The Distinguished Leadership in Practice Program (DLP) uses a non-traditional professional development model that is aligned to the performance evaluation standards adopted by the State Board of Education for North Carolina’s school leaders.
This unique cohort-based program is designed to limit principals’ time away from their schools by allowing them to attend face-to-face sessions once every other month while accessing on-line assignments, materials and coaching in between face-to-face sessions. Principals engage in a series of authentic activities throughout the year-long experience that are designed to build the capacity of their schools and their own capacity as “Distinguished” school leaders.
Dr. Eric Bracy, Superintendent of Sampson County Schools, praised Carr for her initiative in completing the leadership program.

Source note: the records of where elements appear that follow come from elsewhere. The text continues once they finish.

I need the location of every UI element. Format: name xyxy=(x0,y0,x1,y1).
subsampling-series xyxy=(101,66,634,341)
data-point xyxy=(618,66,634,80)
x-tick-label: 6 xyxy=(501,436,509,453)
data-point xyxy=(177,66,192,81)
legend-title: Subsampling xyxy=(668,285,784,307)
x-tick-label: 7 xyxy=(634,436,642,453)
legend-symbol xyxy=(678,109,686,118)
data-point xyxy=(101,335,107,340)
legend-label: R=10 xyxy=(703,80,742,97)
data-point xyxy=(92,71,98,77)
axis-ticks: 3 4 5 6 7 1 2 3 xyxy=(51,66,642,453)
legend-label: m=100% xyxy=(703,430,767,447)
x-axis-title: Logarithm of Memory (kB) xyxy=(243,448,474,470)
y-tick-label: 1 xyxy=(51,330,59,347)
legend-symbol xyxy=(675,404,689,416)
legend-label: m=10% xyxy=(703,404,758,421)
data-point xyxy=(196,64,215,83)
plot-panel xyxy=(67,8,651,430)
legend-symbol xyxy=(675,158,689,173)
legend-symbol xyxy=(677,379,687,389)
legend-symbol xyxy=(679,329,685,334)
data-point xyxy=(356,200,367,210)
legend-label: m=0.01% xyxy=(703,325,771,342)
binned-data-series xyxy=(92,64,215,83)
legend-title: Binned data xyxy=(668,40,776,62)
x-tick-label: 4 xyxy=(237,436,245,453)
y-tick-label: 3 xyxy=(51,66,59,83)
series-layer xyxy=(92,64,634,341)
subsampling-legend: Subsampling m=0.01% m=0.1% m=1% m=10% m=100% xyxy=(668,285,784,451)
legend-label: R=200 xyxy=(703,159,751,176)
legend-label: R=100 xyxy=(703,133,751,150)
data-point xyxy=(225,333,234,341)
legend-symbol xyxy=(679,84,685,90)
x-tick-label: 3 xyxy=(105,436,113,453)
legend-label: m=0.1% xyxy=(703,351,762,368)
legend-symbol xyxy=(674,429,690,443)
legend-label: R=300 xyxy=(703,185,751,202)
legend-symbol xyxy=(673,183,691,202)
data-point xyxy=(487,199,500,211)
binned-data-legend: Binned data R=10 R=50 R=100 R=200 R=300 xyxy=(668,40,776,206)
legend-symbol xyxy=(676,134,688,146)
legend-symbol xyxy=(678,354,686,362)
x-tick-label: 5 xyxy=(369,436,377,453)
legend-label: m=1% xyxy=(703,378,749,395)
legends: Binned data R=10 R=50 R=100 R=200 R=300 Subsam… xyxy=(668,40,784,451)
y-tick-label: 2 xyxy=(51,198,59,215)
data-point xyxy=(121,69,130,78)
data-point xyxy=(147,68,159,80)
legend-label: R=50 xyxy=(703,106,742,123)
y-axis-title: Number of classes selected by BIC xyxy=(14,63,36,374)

“Sampson County Schools is proud that Principal Linda Carr was selected to participate in this year-long leadership program. It is an achievement for her to complete this high-quality professional development. I am confident that Ms. Carr’s experience in this program will benefit the students of her school and all of Sampson County Schools.”
Dr. Shirley Prince, NCPAPA executive director, said the leadership of the school principal is one of most important factors in school quality.
“By completing this very rigorous program, our DLP graduates have demonstrated their commitment to continuous improvement by working to improve their leadership skills as they simultaneously improve their schools,” Prince said. “We are proud to include them in the ranks of successful DLP completers.”
This program is offered in three locations — Wilmington, Raleigh and Charlotte — in order to serve principals in all eight regions of the state.
The NCPAPA, in existence since 1976, is the preeminent organization and state voice for principals, assistant principals and aspiring school leaders. NCPAPA represents more than 5,000 members from across the state and serves as the state’s principal affiliate of the N.C. Association of School Administrators, the National Association of Elementary School Principals and the National Association of Secondary School Principals.